The European Court of Justice changes its stance on cost sharing
Today, the European Court of Justice has delivered three rulings on the VAT exemption for the supply of services by independent groups of persons to group members (also known as cost sharing). The European Court of Justice holds, among other things, that the VAT exemption does not apply to transactions in the financial sector. The rulings constitute a significant diversion from previous case law by the European Court of Justice and will also change the way the VAT exemption is applied in Denmark.
The VAT exemption for independent groups (cost sharing)
EU's VAT directive and the Danish VAT Act include rules exempting certain services that are supplied from so-called independent groups of persons to group members from VAT.
When a number of conditions are met, companies can form an independent group that shares the costs of supplying services to the group members. The VAT exemption of the services supplied to the group members can result in considerable VAT savings in a number of sectors.
The conditions of the VAT exemption are that the group members must perform VAT exempt activities, that the services supplied by the group must be necessary for the activities of the members, that the payments from the members to the group for the services only cover the group's expenses and finally that the VAT exemption is not likely to cause distortion of competition.
The VAT exemption is different from the rules concerning VAT groups, as the VAT exemption can also be used by companies that are not related group companies.
The "Taksatorringen" case
The European Court of Justice has previously approved the use of the cost sharing rules in the financial sector.
In the Danish "Taksatorringen" case, a number of insurance companies had formed an independent group and asked the Danish tax authorities for permission to use the cost sharing VAT exemption for certain valuation services supplied by the independent group (Taksatorringen) to the group members. The Danish tax authorities refused to approve the use of the exemption, stating that it would lead to distortion of competition.
The case was referred to the European Court of Justice which held in a ruling of November 20, 2003 (case C-8/01) that the use of the VAT exemption could be denied if there was a genuine risk that the exemption might give rise to distortion of competition.
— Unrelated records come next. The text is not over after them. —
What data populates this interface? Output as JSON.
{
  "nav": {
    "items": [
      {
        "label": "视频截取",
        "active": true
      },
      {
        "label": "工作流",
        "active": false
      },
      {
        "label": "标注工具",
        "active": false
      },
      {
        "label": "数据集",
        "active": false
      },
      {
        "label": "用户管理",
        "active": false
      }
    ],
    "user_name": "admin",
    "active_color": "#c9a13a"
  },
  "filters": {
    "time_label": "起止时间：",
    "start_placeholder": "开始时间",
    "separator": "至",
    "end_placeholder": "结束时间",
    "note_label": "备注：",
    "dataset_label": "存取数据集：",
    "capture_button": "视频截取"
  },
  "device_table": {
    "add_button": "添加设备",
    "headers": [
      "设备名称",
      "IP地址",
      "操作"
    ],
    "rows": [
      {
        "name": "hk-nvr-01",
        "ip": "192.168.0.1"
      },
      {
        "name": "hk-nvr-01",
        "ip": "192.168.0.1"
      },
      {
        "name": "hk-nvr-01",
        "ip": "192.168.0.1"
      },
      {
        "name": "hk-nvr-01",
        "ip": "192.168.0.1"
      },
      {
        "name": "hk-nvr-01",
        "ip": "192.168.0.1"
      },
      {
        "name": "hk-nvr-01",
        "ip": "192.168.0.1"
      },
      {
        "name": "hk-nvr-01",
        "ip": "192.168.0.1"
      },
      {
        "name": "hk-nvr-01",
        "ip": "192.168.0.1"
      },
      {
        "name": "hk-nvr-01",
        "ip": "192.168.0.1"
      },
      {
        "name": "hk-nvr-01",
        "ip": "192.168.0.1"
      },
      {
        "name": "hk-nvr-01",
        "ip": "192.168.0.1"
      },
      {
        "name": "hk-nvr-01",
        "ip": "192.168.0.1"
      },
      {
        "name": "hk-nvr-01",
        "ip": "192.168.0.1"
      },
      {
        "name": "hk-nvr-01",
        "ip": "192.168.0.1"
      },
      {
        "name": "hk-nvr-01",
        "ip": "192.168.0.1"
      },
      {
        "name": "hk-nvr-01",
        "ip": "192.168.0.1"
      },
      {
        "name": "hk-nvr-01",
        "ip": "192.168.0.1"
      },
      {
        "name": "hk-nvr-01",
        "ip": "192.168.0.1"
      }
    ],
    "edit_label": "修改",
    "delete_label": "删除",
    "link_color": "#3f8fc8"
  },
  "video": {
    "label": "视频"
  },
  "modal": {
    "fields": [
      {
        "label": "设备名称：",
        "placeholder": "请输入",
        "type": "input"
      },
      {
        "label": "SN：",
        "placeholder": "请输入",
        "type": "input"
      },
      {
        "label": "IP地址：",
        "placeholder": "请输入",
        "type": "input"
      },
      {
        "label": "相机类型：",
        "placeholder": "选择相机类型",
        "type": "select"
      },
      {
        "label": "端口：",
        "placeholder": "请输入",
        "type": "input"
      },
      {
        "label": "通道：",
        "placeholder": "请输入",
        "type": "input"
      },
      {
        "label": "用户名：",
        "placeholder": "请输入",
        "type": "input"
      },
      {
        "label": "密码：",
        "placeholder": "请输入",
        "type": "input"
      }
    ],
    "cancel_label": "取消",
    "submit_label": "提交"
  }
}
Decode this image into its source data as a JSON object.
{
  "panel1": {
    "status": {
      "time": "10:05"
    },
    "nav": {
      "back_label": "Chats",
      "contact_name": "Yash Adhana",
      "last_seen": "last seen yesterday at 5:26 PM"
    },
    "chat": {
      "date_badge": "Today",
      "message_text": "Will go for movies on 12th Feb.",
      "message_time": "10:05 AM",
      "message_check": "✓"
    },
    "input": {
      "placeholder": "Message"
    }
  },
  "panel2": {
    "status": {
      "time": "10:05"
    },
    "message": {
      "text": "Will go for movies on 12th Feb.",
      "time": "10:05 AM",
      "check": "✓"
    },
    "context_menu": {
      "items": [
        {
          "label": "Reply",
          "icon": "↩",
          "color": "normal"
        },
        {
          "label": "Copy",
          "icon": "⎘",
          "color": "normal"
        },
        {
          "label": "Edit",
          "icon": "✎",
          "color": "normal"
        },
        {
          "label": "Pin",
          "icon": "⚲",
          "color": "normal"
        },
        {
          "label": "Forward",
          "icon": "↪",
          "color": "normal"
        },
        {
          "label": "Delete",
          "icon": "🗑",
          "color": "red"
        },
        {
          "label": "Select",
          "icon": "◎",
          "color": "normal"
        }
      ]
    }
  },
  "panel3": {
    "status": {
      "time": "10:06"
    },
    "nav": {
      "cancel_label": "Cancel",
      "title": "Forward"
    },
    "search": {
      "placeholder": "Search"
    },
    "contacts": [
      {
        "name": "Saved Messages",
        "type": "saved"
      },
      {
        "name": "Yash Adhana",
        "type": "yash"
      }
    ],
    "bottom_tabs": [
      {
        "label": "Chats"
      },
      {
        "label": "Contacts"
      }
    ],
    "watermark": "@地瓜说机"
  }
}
After the ruling by the European Court of Justice, the Danish Supreme Court held in a ruling of May 19, 2009 that Taksatorringen was entitled to use the VAT exemption. Plesner represented Taksatorringen before the Danish Supreme Court.
The VAT exemption has been applied in the financial sector both before and after the Supreme Court's ruling.
The Danish tax authorities' practice must now be changed in light of the new rulings by the European Court of Justice.
The European Court of Justice's rulings of September 21, 2017
Today, the European Court of Justice has issued rulings in the cases C-326/15, DNB Banka, C-605/15, Aviva, and C-616/05, Commission v Germany. At the time of this newsletter, the cases are only available in Danish and English as provisional translation texts.
In all three rulings, the European Court of Justice has held that it follows from the structure and the general scheme of the VAT directive that the cost sharing VAT exemption is only applicable to independent groups whose members perform certain VAT exempt activities in the public interest such as the provision of medical case and the education of children and young people.
Therefore, the VAT exemption can no longer be applied by companies in the financial sector, including banks and insurance companies or by a range of companies with VAT exempt activities concerning shares and real estate.
In the rulings, the European Court of Justice has acknowledged that this interpretation constitutes a significant diversion from the Court's previous case law, namely the Taksatorringen case in which the Court of Justice did not address whether the VAT exemption was only applicable to companies with activities in the public interest.
Therefore, the European Court of Justice has decided that the new rulings should not apply retroactively.
Consequences for Danish companies
The new rulings by the European Court of Justice significantly changes the way the VAT exemption is applied in Denmark. Thus, a range of Danish companies will no longer be able to apply the cost sharing exemption.
The rulings by the European Court of Justice are expected to lead to an amendment of the Danish VAT Act to bring it into accordance with EU law. Additionally, the Danish tax authorities will likely issue an official statement over the comings months concerning the rulings.
This change of practice requires a number of VAT exempt companies to rethink the way in which they cooperate, so that their cooperation can continue in an optimal way from a VAT perspective.